On 11 April 1987 the Italian writer Primo Levi fell to his death in the house where he had lived for most of his life. More than 40 years after his rescue from a Nazi concentration camp, it now seemed that Levi had committed suicide.
Levi's account of Auschwitz, 'If This Is A Man', is now recognised as one of the essential books of mankind. No other work interrogates our recent moral history so incisively or conveys the horror of the Nazi genocide more directly and profoundly. Written with great urgency to bear witness, the book put Levi among the foremost writers of our time.

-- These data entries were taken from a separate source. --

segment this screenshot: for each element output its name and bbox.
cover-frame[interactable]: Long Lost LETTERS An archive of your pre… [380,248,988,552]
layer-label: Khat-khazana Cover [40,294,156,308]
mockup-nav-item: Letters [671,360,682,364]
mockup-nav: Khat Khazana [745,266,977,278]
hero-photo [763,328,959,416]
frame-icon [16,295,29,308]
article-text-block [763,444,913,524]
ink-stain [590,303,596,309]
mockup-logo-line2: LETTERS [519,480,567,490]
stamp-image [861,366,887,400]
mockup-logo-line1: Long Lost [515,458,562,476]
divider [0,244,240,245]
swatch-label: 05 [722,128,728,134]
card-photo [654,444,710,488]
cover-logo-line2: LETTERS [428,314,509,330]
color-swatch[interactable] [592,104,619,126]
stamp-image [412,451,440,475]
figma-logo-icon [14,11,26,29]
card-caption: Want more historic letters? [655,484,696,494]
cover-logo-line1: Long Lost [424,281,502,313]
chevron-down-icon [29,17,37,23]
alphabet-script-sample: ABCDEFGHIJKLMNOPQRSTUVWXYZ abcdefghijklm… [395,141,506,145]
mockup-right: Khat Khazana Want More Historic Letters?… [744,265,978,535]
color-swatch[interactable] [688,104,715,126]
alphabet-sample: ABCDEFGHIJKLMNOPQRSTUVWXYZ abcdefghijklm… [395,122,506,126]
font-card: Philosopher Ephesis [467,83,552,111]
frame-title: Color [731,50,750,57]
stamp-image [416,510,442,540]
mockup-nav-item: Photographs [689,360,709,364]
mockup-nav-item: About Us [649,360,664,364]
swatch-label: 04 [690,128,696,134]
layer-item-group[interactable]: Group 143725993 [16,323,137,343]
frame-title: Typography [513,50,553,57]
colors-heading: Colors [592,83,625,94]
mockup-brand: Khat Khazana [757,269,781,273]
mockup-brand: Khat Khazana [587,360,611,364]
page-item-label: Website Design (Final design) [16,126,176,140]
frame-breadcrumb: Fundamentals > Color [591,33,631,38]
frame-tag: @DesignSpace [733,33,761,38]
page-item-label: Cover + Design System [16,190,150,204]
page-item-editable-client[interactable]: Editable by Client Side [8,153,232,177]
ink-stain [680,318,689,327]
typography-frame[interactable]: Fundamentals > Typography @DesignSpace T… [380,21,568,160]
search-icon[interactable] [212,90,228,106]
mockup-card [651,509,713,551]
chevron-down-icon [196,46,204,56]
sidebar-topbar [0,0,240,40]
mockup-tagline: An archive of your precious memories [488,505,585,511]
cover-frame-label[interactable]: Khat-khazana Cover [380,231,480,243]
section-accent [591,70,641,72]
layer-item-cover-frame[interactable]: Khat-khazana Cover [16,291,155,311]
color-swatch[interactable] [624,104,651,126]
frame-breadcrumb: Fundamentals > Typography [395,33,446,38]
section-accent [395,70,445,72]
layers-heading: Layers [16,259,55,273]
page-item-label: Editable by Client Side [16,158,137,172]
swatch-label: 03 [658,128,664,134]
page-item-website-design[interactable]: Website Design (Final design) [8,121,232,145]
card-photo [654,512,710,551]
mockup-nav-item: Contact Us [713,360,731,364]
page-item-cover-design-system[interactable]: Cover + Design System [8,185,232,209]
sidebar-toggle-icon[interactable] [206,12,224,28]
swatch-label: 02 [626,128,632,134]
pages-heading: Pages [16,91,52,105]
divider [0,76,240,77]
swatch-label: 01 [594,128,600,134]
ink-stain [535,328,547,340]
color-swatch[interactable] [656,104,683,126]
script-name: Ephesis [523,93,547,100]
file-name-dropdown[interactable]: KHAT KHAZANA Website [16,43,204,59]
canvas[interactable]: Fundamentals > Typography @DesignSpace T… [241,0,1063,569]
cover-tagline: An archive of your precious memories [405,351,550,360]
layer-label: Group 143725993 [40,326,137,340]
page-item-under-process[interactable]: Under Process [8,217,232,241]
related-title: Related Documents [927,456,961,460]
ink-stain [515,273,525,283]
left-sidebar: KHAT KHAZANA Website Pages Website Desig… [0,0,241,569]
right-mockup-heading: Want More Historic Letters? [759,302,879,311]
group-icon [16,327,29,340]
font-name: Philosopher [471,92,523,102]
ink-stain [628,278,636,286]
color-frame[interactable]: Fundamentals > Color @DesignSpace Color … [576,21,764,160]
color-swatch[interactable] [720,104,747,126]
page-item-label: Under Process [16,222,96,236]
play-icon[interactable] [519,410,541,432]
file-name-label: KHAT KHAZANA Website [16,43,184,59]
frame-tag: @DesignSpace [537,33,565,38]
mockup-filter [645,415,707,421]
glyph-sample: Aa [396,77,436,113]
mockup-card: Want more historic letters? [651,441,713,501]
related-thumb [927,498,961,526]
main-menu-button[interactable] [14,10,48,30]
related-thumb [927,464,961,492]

Ian Thomson spent over five years researching this book in Italy and elsewhere researching this rich and definitive biography. He traced the daughter of Levi's German superior at Auschwitz along with scores of other witnesses. New light is shed on Levi's recurring depressions and vital new information is unearthed regarding the writer's premature death. A witty, resilient man, Levi had suffered dark moods long before he was deported. The suicide of his grandfather, ninety-nine years earlier, is chronicled for the first time.
Levi was a chemist and for much of his working life he ran a paint and varnish factory outside Turin. His science fantasies, essays, poems and memoirs are now loved by a wide readership for their sharp intelligence, humour and humanity. This matchless biography unravels the strands of a life caught between the factory and the typewriter, family and friends.